Beans and Vegetables

  • 1 cup dried red kidney beans (or 2 cans of beans)
  • 1 tablespoon olive oil
  • 1 onion, chopped
  • 1 bell pepper, chopped
  • 2 celery stalks, chopped
  • 3 garlic cloves, minced
  • 1 bay leaf
  • 1 teaspoon dried thyme
  • ½ teaspoon smoked paprika
  • ¼ teaspoon cayenne pepper
  • 1 can diced tomatoes (14.5 oz)
  • 1 ½ cups vegetable broth

Rice

  • 1 ½ cups white rice, cooked

Seasoning

  • Salt and pepper to taste


Instructions

  1. Prepare Beans: If using dried beans, soak the red kidney beans overnight in water to soften them. Drain the beans before cooking to remove excess water.
  2. Sauté Vegetables: In a large pot, heat the olive oil over medium heat. Add the chopped onion, bell pepper, and celery.

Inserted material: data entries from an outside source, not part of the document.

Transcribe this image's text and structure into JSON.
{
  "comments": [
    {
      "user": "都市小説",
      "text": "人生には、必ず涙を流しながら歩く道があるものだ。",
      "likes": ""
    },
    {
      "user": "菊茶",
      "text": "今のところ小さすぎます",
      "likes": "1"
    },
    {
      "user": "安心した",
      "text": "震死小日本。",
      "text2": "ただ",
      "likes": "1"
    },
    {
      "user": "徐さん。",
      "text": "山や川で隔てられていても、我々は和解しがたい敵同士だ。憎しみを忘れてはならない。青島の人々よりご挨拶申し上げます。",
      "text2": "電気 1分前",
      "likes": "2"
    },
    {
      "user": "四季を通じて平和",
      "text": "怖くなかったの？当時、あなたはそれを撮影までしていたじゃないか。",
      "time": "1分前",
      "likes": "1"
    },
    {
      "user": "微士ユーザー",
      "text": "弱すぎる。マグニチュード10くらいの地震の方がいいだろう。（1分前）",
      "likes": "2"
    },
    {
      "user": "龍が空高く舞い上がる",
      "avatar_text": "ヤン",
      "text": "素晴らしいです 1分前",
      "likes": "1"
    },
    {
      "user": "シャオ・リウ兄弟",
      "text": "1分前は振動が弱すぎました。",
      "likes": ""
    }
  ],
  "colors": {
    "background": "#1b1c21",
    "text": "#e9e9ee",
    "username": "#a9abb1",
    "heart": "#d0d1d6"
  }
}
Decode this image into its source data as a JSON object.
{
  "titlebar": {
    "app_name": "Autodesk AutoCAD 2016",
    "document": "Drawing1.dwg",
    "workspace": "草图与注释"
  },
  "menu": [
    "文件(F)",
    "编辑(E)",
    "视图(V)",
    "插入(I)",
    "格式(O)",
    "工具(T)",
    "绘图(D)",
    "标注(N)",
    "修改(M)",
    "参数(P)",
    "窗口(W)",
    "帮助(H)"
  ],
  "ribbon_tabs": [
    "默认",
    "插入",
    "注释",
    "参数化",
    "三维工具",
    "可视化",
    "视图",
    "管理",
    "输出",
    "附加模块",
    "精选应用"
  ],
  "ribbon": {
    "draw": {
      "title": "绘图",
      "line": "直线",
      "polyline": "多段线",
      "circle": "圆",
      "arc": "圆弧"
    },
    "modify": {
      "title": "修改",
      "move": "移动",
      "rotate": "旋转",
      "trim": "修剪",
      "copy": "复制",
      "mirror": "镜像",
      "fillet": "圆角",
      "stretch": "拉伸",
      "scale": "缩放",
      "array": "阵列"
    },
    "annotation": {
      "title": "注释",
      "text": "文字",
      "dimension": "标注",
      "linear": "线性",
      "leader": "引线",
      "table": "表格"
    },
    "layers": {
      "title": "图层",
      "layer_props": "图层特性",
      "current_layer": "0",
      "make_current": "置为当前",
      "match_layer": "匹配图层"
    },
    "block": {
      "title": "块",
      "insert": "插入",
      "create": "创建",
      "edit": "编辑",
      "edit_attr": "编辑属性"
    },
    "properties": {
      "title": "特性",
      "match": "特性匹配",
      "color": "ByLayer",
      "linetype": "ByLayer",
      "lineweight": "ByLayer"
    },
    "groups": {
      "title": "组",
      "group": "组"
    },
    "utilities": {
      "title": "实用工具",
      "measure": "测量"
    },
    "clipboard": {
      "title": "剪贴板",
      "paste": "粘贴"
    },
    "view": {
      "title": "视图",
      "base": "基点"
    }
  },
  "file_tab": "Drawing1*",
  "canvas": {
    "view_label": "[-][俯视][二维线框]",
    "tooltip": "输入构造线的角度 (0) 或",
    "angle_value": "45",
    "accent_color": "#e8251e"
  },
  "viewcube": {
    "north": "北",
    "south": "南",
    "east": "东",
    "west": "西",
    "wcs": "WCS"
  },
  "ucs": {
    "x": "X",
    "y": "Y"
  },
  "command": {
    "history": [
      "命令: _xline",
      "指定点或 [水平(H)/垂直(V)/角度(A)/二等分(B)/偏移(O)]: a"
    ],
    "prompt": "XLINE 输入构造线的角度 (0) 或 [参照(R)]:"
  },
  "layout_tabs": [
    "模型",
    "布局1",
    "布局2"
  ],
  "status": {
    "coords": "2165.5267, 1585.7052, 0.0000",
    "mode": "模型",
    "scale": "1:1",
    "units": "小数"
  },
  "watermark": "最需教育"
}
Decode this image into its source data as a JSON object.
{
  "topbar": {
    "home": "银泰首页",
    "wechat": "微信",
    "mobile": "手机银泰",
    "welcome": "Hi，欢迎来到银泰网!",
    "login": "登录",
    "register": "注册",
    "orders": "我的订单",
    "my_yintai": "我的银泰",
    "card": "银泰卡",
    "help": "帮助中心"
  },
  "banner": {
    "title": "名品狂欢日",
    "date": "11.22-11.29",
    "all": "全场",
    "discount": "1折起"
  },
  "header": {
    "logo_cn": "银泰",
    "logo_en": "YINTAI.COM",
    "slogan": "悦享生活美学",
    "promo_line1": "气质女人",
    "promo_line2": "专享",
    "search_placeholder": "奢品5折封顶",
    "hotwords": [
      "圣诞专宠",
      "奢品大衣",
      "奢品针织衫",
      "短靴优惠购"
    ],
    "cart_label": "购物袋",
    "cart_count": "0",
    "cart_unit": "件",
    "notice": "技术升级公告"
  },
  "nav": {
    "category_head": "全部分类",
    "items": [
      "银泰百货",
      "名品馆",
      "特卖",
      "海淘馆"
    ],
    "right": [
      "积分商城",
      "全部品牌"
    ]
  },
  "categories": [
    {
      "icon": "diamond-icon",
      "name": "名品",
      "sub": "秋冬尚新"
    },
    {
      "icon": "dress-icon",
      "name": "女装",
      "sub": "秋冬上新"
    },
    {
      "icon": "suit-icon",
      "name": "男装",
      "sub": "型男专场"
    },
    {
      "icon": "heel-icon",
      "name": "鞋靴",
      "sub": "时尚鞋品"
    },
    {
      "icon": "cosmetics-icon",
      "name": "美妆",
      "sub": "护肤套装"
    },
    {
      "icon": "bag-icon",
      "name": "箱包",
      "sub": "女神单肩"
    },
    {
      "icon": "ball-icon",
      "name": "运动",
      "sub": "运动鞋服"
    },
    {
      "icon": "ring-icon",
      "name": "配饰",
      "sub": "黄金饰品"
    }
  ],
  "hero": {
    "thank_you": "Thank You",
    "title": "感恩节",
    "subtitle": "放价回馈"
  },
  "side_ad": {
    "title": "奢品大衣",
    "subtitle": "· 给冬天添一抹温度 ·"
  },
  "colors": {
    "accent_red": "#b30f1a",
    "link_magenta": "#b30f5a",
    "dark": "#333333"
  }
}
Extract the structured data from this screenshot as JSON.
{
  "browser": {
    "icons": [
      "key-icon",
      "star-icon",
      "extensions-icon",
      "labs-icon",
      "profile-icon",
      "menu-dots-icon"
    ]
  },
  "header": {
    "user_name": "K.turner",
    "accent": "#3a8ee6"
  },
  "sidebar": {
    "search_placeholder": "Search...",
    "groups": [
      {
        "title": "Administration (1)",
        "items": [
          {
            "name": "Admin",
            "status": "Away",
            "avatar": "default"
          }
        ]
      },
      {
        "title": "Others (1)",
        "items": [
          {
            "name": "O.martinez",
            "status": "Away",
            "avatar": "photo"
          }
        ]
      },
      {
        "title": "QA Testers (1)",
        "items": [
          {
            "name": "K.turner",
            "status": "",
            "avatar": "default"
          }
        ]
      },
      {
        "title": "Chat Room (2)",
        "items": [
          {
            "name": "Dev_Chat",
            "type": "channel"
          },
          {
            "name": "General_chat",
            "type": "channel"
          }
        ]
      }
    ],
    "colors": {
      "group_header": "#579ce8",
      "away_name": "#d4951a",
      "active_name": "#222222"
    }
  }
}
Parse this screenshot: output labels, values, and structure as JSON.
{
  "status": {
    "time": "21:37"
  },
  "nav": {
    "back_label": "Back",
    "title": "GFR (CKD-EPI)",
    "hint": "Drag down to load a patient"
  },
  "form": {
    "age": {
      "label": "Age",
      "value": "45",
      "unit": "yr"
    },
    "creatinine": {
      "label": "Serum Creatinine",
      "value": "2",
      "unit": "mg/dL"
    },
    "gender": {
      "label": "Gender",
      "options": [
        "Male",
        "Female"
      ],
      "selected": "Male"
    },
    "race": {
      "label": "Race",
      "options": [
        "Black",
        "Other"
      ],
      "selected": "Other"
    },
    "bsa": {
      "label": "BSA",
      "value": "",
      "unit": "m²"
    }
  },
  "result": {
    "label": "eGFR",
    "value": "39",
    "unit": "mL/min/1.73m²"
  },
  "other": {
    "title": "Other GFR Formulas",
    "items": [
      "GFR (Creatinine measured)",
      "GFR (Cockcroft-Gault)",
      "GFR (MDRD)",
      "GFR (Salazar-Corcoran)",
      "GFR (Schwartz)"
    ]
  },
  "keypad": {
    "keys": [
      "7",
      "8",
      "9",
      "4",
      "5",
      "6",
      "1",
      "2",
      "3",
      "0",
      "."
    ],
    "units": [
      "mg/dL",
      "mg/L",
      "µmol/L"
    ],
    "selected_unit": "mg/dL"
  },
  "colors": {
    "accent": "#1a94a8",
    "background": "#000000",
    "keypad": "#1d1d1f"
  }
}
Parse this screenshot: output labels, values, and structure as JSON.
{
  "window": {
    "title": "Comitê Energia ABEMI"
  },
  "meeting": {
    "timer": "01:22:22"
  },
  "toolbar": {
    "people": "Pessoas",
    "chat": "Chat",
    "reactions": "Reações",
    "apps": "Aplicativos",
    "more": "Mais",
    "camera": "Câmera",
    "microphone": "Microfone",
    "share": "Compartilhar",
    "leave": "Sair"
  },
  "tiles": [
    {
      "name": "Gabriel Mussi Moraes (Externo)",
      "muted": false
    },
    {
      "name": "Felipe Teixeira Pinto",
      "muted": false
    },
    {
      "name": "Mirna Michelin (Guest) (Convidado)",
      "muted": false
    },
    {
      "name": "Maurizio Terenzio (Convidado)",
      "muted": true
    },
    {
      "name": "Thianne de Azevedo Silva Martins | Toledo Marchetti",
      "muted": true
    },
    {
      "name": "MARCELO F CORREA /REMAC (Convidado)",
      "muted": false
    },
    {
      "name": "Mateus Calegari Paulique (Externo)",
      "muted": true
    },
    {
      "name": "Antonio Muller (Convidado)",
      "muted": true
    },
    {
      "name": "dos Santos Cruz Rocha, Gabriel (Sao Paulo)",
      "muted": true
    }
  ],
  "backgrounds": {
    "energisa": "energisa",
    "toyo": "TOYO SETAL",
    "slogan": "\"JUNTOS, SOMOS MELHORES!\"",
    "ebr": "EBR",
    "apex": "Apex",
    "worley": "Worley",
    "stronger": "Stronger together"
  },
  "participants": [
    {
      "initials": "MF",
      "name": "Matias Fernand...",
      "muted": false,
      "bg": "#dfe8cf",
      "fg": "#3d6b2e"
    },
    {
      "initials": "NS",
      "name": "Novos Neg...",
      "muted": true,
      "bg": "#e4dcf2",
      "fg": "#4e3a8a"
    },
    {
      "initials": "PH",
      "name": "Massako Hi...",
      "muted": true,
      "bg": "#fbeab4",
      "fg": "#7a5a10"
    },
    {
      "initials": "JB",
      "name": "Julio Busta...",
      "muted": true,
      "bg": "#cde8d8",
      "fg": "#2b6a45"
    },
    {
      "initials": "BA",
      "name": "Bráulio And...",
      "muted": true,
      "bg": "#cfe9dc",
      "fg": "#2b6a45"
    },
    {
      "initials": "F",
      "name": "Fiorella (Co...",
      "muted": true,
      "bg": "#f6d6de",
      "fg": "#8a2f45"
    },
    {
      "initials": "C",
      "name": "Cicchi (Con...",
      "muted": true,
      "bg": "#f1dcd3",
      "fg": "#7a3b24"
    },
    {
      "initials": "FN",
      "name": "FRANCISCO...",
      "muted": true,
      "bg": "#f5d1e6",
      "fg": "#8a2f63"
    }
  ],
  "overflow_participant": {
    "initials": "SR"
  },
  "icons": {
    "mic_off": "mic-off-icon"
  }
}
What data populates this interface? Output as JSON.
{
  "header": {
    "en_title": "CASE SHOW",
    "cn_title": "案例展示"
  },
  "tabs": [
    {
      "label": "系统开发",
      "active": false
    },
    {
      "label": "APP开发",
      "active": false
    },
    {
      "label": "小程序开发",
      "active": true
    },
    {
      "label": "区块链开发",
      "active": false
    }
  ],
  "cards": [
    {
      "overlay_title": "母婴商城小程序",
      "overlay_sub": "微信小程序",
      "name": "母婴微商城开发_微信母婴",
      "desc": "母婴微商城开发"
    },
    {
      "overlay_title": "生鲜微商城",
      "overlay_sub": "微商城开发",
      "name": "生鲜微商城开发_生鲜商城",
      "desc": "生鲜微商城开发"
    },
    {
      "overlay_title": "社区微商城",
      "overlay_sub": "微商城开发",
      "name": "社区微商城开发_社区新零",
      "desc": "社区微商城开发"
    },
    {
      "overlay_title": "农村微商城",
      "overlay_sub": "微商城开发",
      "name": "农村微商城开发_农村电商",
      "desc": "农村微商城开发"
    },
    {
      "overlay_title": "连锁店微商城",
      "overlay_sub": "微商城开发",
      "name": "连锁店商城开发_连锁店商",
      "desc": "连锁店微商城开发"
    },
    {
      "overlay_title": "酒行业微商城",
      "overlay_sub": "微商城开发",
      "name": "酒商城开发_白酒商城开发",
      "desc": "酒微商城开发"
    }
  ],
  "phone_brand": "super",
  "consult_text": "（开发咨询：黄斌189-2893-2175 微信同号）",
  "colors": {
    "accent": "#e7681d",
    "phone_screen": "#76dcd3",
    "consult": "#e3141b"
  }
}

Cook these vegetables for about 5 minutes until they are softened and fragrant.
  3. Add Garlic: Stir in the minced garlic and cook for another 1-2 minutes to let the flavors develop.
  4. Combine Ingredients and Simmer: Add the drained beans (or canned if using), bay leaf, dried thyme, smoked paprika, and cayenne pepper to the pot. Pour in the diced tomatoes and vegetable broth. Bring the mixture to a boil, then reduce the heat to low and let it simmer gently for 1 to 1.5 hours, or until the beans are tender and the flavors meld together.
  5. Season: Remove the bay leaf and season the beans with salt and pepper to your taste, adjusting seasoning as needed.
  6. Serve: Spoon the cooked red beans over a bed of fluffy white rice and serve immediately while hot.

Notes

  • If using canned beans, reduce the simmering time since the beans are already cooked.
  • Soaking dried beans overnight helps reduce cooking time and improves digestibility.
  • You can add smoked sausage or ham for a non-vegetarian variation.
  • Adjust cayenne pepper to control the heat level of the dish according to taste.
  • Leftover red beans and rice reheat well and taste even better the next day.